Trump dismisses question on white privilege: "You really drank the Kool-Aid"

Trump dismisses question on white privilege: "You really drank the Kool-Aid"

President Trump tells Bob Woodward he believes there is institutional racism in America that impacts peoples' lives and that it is "everywhere" and "unfortunate." But when the veteran Washington Post reporter asks Mr. Trump whether white privilege prevented him from fully understanding that impact and the anger it causes, the president mocks him for drinking "the Kool-Aid." 
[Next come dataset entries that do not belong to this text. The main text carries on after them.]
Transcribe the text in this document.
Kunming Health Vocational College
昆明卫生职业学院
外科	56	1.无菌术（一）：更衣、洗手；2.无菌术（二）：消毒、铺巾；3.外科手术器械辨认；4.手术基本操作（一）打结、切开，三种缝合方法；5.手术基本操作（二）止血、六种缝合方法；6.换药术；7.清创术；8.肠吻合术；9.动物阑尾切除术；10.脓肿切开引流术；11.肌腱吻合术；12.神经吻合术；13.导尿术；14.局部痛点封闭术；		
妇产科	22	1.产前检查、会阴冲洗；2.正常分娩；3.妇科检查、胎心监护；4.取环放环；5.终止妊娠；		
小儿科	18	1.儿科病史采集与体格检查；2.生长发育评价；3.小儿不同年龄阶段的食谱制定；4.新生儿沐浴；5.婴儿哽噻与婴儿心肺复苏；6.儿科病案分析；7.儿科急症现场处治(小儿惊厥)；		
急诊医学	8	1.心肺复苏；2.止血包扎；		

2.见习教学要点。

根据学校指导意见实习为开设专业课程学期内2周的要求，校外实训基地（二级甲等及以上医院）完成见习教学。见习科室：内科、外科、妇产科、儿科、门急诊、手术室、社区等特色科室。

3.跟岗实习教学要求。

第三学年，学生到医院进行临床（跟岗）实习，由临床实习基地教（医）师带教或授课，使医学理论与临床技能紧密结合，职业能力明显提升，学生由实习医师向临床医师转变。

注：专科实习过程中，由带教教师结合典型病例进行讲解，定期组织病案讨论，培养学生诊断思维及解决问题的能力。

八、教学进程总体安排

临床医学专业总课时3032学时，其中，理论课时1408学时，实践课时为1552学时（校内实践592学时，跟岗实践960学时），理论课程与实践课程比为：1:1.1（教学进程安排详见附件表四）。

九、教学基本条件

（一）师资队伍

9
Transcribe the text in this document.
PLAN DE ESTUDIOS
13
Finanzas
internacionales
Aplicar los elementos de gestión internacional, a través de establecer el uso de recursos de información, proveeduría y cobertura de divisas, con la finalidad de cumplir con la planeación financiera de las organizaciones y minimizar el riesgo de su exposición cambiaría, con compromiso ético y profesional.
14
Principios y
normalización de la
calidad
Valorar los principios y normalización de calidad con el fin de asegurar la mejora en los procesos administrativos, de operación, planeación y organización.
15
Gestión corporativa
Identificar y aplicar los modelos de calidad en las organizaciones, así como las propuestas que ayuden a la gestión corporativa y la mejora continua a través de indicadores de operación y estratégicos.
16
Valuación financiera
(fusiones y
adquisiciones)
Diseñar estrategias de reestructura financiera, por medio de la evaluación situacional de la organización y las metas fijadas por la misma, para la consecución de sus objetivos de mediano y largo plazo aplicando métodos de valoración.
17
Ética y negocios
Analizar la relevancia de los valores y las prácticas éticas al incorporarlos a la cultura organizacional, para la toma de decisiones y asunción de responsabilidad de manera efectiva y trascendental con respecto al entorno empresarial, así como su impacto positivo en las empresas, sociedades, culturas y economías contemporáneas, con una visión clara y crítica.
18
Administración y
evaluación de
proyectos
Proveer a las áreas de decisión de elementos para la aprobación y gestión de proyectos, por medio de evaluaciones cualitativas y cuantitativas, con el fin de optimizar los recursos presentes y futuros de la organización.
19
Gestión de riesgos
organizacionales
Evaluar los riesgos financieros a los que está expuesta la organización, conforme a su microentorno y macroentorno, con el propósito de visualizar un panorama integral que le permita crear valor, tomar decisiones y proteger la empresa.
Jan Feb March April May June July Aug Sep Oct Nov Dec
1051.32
The conversation is part of Woodward's second book about President Trump, titled "Rage," and was reported from on-the-record interviews Woodward says he was permitted to record. Viewers can hear the president in his own voice and Woodward will tell Scott Pelley what he learned about President Trump on the next edition of 60 Minutes, Sunday, September 13, at 7 P.M., ET/PT on CBS.   
 
An excerpt from the 60 Minutes interview was broadcast Thursday on CBS This Morning.
 
"Do you think there is systematic or institutional racism in this country?" Woodward is heard on tape asking the president.
  
"Well, I think there is everywhere," Mr. Trump responded, "I think probably less here than most places, or less here than many places."
  
"Okay, but is it here, in a way that it has an impact on people's lives?" Woodward asked.
  
"I think it is and it's unfortunate," Mr. Trump said. "But I think it is."
  
Woodward then asked Mr. Trump if a privileged life left him out of touch. 
  
"…And do you have any sense that that privilege has isolated and put you in a cave, to a certain extent, as it put me – and I think lots of White, privileged people – in a cave and that we have to work our way out of it to understand the anger and the pain, particularly, Black people feel in this country? Do you see?" Woodward asked. 
  
"No," the president said. "You, you really drank the Kool-Aid, didn't you? Just listen to you, wow. No, I don't feel that at all." 
 
Wednesday, it was revealed that Mr. Trump knowingly downplayed the severity of the coronavirus threat in February.